The “Sandwich Generation” has nothing to do with when you were born. It simply means that you’re providing support to two generations: your aging parents and your children.
Here we’re looking specifically at the financial implications of providing such support.
Before you examine your parents’ and your children’s financial needs, you first need to understand your own. Start by assessing your monthly income sources and expenses. Then consider what you need to contribute to your own retirement to guarantee you won’t become a burden on your children in the future. In a healthy situation, what you have left is how much you can make available to support others.
Unfortunately, that’s not how “available support” typically works. And that’s because of the uncertainty of life’s curve balls.
Yes, you can estimate a target date of when you’d like to retire.
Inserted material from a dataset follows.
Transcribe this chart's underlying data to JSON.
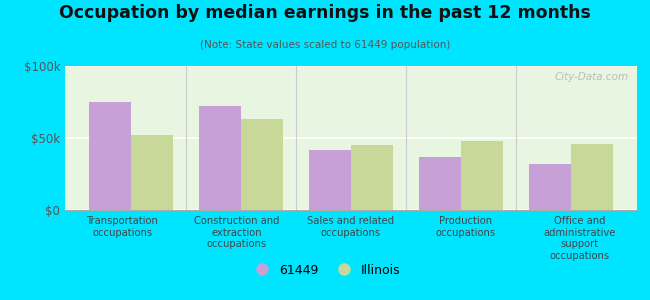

But when will your children need financial support? Other than scheduling help with college costs, their financial needs can come at any time – resulting from a job loss, a divorce or a medical crisis, for example.
As for your parents, their needs can also come as a surprise. Maybe it’s when you discover that they overestimated their nest egg or underestimated their living expenses. Or they have extraordinary medical or long-term care needs. Or they miscalculated how the loss of one parent impacts the retirement income of the surviving parent.
Let’s look at how widowhood affects the role of the Sandwich Generation.
Understanding widowhood finances
Life expectancy in the U.S. has increased, with many more people living into their 80s and 90s. So, not only are Sandwich Generation adults dealing with one parent being widowed; they may even be dealing with widowhood themselves.
When widowhood affects your parents: One parent becoming widowed could cause a temporary cash shortage as names are changed on accounts, beneficiaries are paid out, and assets are processed through probate. But that period will pass.
What will have a longer-term impact is the “Widow’s Penalty,” where adjustments from “married filing joint” to “single” are not proportional.
Your widowed parent’s expenses may stay about the same or slightly lower. But investment and property rental income, for example, will remain constant. And required minimum distributions (RMDs) from tax-sheltered retirement plans won’t change unless the surviving parent is much younger and pays a smaller percentage of the balance.
But in the case of a two-Social-Security-check couple, the smaller of the two checks will be lost. And the standard deduction for a single person is far less than for a married couple. So adjusted gross income could actually go up.
Then, your surviving parent’s Social Security benefits could go from non-taxed to taxed because the taxation trigger is lower for a single person’s benefits.
And although the IRS gives a widowed person one year of grace – allowing a year of “married filing joint” – in the second year, that changes. And when shifting to the single tax tables, tax-bracket thresholds occur at lower dollar values. So even if the taxable income remains the same, it will be taxed at a higher rate.
Two other costs could increase: the trigger levels are lower for singles for the 3.8% surtax on net investment income and the impact of IRMAA on Medicare Parts B and D premiums.
Unless all these implications were considered in your parents’ retirement planning, you might be called on to step in and make your surviving parent whole – for the rest of their lives unless living expenses can be reduced.
When the widow is you: You will face the exact same implications if you become widowed. Not recognizing this financial curve ball could affect your ability to continue funding your own retirement – and it could reduce what is available to help your children or your already-retired parents.
In either case, being able to care for aging parents and your children – while still preserving financial well-being – requires following a careful strategy.
Knowing your parents’ finances
Broaching the topic of finances with older family members is exceptionally touchy. Maybe a conversation about your parents’ preferences regarding their future care can evolve into discussing how to pay for it. Or a trusted financial advisor might be brought in to facilitate the conversation. But somehow, it needs to take place – to reduce everyone’s stress and help you prepare.
Parents’ living expenses should be broken down into “essential” (housing, food, transportation and insurance) and “discretionary” (mostly lifestyle-driven, including entertainment and travel) and matched to guaranteed or market-driven income. Next come health care and long-term care plans. With just this information, you can already start understanding how vulnerable you are to having to help.
Funding yourself first
Remember the saying, “In an airplane, put on your own oxygen mask first, so you can help others do the same”? Being available to care for multiple generations is no different.
It may feel selfish to put your future financial security needs at the top of your list. But by doing so – and by starting long before you find yourself sandwiched between generations – you have the greatest chance of having the resources to be a genuine help.
How do you do that? Maximize savings, take full advantage of matching in employer-based 401(k) plans and consider health savings accounts (HSAs). Explore insurances that protect your income and your assets. And above all, don’t use your retirement savings (as loans or early withdrawals) to support your parents or kids.
And ask for help. Online research is not your only tool. Seek support through local advocacy groups that can help educate you and provide connections to valuable resources. Or initiate a relationship with a trusted financial advisor who can help you set goals and show you how to fund your ability to reach them.
An important message for those in the Sandwich Generation: supporting others should not mean sacrificing your own financial well-being. And by addressing the issue head-on, you won’t have to.